On this, here's the challenging query: does he advocate for archive collections? Both Marvel and DC have put out specific paperback and hardcover archives reprinting their past storylines from pre-2000, in example, and anybody who wants various storylines complete should be able to afford said archives. Unfortunately, if the following answer says something:
The store will also offer a “subscription” service.

“Back in the day when we were kids you could order subscriptions and the comics would be mailed to you,” Behrens said. “What I’m doing is, people would come in, they’d tell me they want a ‘subscription’ for ‘Iron Man’ and I would then make sure I have the ‘Iron Man’ available for them every single month and it would be at the store so that they could pick it up.”
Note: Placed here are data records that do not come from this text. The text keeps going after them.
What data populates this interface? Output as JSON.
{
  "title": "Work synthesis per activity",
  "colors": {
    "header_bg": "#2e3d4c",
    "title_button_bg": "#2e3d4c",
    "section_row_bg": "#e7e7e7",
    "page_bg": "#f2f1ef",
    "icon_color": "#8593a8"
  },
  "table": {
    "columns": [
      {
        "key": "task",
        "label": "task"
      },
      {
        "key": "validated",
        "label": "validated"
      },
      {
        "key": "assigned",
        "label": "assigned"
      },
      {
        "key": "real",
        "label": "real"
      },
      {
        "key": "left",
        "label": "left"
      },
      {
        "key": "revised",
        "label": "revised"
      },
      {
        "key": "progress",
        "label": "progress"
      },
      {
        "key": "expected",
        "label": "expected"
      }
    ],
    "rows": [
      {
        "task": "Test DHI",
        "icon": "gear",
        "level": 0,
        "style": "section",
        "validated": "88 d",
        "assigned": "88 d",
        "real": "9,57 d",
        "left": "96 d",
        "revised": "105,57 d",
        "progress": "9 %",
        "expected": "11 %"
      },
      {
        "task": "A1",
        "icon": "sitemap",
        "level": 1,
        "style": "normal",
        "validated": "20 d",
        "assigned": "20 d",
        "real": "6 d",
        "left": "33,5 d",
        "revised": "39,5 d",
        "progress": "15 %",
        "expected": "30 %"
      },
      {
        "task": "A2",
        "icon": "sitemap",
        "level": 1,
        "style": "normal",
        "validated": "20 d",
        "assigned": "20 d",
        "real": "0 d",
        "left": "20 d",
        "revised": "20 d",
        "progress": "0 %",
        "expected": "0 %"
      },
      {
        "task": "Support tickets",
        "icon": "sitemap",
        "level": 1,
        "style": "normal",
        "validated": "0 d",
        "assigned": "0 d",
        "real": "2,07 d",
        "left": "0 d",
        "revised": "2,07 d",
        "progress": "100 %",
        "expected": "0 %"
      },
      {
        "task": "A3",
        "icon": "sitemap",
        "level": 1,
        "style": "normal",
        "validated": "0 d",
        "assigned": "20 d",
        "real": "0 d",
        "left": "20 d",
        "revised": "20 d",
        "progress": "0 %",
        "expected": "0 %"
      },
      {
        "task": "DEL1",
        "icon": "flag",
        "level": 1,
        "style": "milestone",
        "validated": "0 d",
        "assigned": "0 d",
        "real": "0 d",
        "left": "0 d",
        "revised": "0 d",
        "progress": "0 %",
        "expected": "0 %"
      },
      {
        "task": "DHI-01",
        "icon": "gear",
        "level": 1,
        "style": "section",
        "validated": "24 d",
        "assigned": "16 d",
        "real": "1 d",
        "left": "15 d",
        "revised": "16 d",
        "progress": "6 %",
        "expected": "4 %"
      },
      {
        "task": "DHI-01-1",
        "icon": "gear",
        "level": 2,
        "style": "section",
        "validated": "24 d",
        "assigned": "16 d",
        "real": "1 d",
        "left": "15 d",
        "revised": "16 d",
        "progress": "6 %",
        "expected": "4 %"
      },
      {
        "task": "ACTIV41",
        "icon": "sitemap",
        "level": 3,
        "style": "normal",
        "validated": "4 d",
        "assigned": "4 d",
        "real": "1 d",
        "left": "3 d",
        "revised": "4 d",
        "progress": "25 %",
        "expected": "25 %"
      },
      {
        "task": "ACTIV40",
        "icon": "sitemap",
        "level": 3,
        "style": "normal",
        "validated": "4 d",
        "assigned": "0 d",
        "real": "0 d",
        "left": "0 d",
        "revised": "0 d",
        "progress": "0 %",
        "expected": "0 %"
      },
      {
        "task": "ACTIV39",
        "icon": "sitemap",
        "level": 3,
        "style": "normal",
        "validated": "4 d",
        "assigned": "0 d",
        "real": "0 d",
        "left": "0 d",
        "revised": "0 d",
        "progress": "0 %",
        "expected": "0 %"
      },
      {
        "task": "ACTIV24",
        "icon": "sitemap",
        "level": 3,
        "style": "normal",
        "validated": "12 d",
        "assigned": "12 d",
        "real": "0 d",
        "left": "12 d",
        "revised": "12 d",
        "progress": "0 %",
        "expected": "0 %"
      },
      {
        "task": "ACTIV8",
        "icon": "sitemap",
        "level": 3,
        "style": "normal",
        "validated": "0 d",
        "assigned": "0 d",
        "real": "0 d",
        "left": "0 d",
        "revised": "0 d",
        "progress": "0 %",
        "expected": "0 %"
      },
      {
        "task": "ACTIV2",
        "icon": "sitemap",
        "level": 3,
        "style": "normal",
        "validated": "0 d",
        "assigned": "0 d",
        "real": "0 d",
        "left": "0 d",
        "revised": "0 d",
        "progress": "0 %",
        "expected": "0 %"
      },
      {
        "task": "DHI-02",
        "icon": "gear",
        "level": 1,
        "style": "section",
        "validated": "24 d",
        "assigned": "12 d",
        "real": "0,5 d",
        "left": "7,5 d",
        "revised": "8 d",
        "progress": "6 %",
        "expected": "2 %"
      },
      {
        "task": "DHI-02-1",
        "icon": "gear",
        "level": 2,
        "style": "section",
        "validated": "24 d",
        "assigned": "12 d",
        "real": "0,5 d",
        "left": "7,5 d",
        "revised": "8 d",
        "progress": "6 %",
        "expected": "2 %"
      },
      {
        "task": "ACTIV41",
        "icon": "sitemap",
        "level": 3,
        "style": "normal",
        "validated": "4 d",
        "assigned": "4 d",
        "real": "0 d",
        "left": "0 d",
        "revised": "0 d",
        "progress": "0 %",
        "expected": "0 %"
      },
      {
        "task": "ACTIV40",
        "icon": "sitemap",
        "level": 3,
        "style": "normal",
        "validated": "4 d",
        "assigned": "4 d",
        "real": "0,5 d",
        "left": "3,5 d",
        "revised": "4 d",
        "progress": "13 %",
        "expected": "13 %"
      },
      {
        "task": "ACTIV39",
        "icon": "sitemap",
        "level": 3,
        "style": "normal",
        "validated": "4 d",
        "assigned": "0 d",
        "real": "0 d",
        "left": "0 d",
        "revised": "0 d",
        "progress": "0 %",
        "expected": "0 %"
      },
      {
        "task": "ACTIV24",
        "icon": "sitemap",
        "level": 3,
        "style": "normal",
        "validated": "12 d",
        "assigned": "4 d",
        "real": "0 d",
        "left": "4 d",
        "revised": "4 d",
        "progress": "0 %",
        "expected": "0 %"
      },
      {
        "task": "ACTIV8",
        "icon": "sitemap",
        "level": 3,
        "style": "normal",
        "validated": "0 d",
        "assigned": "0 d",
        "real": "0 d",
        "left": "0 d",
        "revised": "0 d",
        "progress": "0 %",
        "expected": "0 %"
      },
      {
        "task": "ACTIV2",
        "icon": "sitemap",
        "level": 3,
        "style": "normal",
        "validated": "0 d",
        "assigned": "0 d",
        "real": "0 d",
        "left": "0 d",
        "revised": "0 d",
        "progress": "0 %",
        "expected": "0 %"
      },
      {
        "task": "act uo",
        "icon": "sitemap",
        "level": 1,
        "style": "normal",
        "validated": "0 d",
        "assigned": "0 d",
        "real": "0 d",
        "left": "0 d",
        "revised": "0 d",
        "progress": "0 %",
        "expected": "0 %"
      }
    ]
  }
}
Comic Cove will have a membership club with incentives and discounts, and each month members who spend $100 will be entered in a raffle to win a free “slab,” or professionally graded comic.
What is this? He wants everybody to get specifically into buying monthly pamphlets instead of paperbacks and hardcovers, and to top it all off, he even wants to cater to the speculator market? Wow, this is insulting to the intellect. And once again, we have people here who're not thinking forward by a long distance. This is not how to encourage anybody to get into readership and hobby at all.

Unless anybody in the press and industry starts making a serious case for why the time's come to make a wide shift towards paperback and hardcover, no concrete steps will ever be taken to improve the industry's fortunes going forward, and no improvements will come to artistic merit either.